Journal Paper

Biometric authentication and identification based on gait offer a non-intrusive and effective solution for security and monitoring, as it can be performed remotely without physical contact or active user cooperation. Conventionalmethods such as fingerprint or facial recognition are more vulnerable to spoofing, while alternative user-intrinsic methods, such as electrocardio-gram (ECG), present disadvantages, since they require continuous physical contact with the user. In this context, frequency-modulated continuous-wave (FMCW) radars for gait analysis emerges as a promising alternative, enabling remote identification even under adverse visual conditions without compromising privacy. In this article, a one-dimensional (1D) FMCW radar system was developed to acquire a dataset comprising 98 participants across three days and three walking postures, in order to investigate the effects of intra and inter-subject variability. A signal-processing pipeline was implemented to extract and select gait-relevant features, revealing that only a subset remains stable across days. Two main scenarios were evaluated: authentication and identification. Authentication achieved 79.6% accuracy under cross-validation (CV), while identification reached 40%. Additional analysis, including conditiondependent evaluation and varying the number of users, demonstrated that performance is influenced by temporal variability and dataset size.
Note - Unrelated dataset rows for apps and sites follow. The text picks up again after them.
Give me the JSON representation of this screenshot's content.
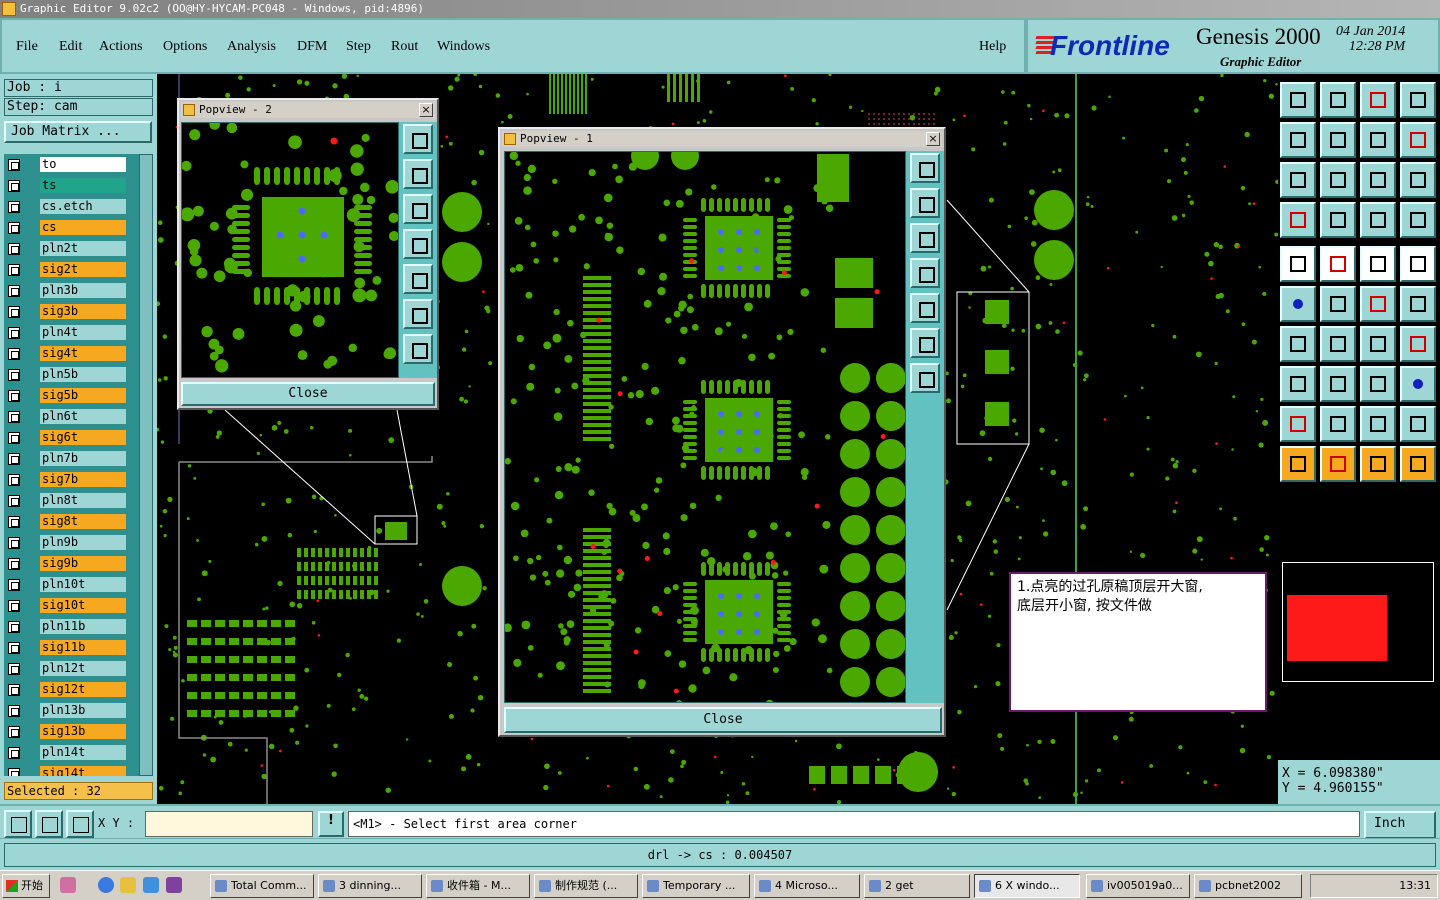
{
  "window": {
    "title": "Graphic Editor 9.02c2 (OO@HY-HYCAM-PC048 - Windows, pid:4896)"
  },
  "menu": {
    "items": [
      "File",
      "Edit",
      "Actions",
      "Options",
      "Analysis",
      "DFM",
      "Step",
      "Rout",
      "Windows"
    ],
    "help": "Help"
  },
  "brand": {
    "logo": "Frontline",
    "product": "Genesis 2000",
    "subtitle": "Graphic Editor",
    "date": "04 Jan 2014",
    "time": "12:28 PM"
  },
  "job": {
    "job_label": "Job : i",
    "step_label": "Step: cam",
    "matrix_button": "Job Matrix ..."
  },
  "layers": [
    {
      "name": "to",
      "color": "#ffffff"
    },
    {
      "name": "ts",
      "color": "#21a58a"
    },
    {
      "name": "cs.etch",
      "color": "#9ed6d6"
    },
    {
      "name": "cs",
      "color": "#f5a820"
    },
    {
      "name": "pln2t",
      "color": "#9ed6d6"
    },
    {
      "name": "sig2t",
      "color": "#f5a820"
    },
    {
      "name": "pln3b",
      "color": "#9ed6d6"
    },
    {
      "name": "sig3b",
      "color": "#f5a820"
    },
    {
      "name": "pln4t",
      "color": "#9ed6d6"
    },
    {
      "name": "sig4t",
      "color": "#f5a820"
    },
    {
      "name": "pln5b",
      "color": "#9ed6d6"
    },
    {
      "name": "sig5b",
      "color": "#f5a820"
    },
    {
      "name": "pln6t",
      "color": "#9ed6d6"
    },
    {
      "name": "sig6t",
      "color": "#f5a820"
    },
    {
      "name": "pln7b",
      "color": "#9ed6d6"
    },
    {
      "name": "sig7b",
      "color": "#f5a820"
    },
    {
      "name": "pln8t",
      "color": "#9ed6d6"
    },
    {
      "name": "sig8t",
      "color": "#f5a820"
    },
    {
      "name": "pln9b",
      "color": "#9ed6d6"
    },
    {
      "name": "sig9b",
      "color": "#f5a820"
    },
    {
      "name": "pln10t",
      "color": "#9ed6d6"
    },
    {
      "name": "sig10t",
      "color": "#f5a820"
    },
    {
      "name": "pln11b",
      "color": "#9ed6d6"
    },
    {
      "name": "sig11b",
      "color": "#f5a820"
    },
    {
      "name": "pln12t",
      "color": "#9ed6d6"
    },
    {
      "name": "sig12t",
      "color": "#f5a820"
    },
    {
      "name": "pln13b",
      "color": "#9ed6d6"
    },
    {
      "name": "sig13b",
      "color": "#f5a820"
    },
    {
      "name": "pln14t",
      "color": "#9ed6d6"
    },
    {
      "name": "sig14t",
      "color": "#f5a820"
    }
  ],
  "selected": "Selected : 32",
  "popview2": {
    "title": "Popview - 2",
    "close": "Close"
  },
  "popview1": {
    "title": "Popview - 1",
    "close": "Close"
  },
  "annotation": {
    "line1": "1.点亮的过孔原稿顶层开大窗,",
    "line2": "底层开小窗, 按文件做"
  },
  "coords": {
    "x": "X = 6.098380\"",
    "y": "Y = 4.960155\""
  },
  "command": {
    "xy_label": "X Y :",
    "xy_value": "",
    "warn": "!",
    "prompt": "<M1> - Select first area corner",
    "unit": "Inch"
  },
  "status": "drl -> cs : 0.004507",
  "colors": {
    "copper": "#4aa800",
    "via_blue": "#4a6aff",
    "drill_red": "#ff1a1a",
    "panel": "#9ed6d6"
  },
  "taskbar": {
    "start": "开始",
    "tasks": [
      {
        "label": "Total Comm...",
        "active": false
      },
      {
        "label": "3 dinning...",
        "active": false
      },
      {
        "label": "收件箱 - M...",
        "active": false
      },
      {
        "label": "制作规范 (...",
        "active": false
      },
      {
        "label": "Temporary ...",
        "active": false
      },
      {
        "label": "4 Microso...",
        "active": false
      },
      {
        "label": "2 get",
        "active": false
      },
      {
        "label": "6 X windo...",
        "active": true
      },
      {
        "label": "iv005019a0...",
        "active": false
      },
      {
        "label": "pcbnet2002",
        "active": false
      }
    ],
    "clock": "13:31"
  }
}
In the Leave-One-Day-Out (LODO) scenario, authentication and identification achieved 70% and 13% accuracy, respectively, for the 98 subjects. When one walking posture was excluded, performance reached 76% for authentication and 26% for identification. Finally, the impact of the number of users on identification performance was evaluated, revealing a maximum accuracy of 98.9% for 2 participants, which decreased to 40% when all 98 were considered. These results highlight inter-day gait variability as the main limitation, with small changes, such as fatigue or footwear, significantly affecting micro-Doppler signatures and the resulting features.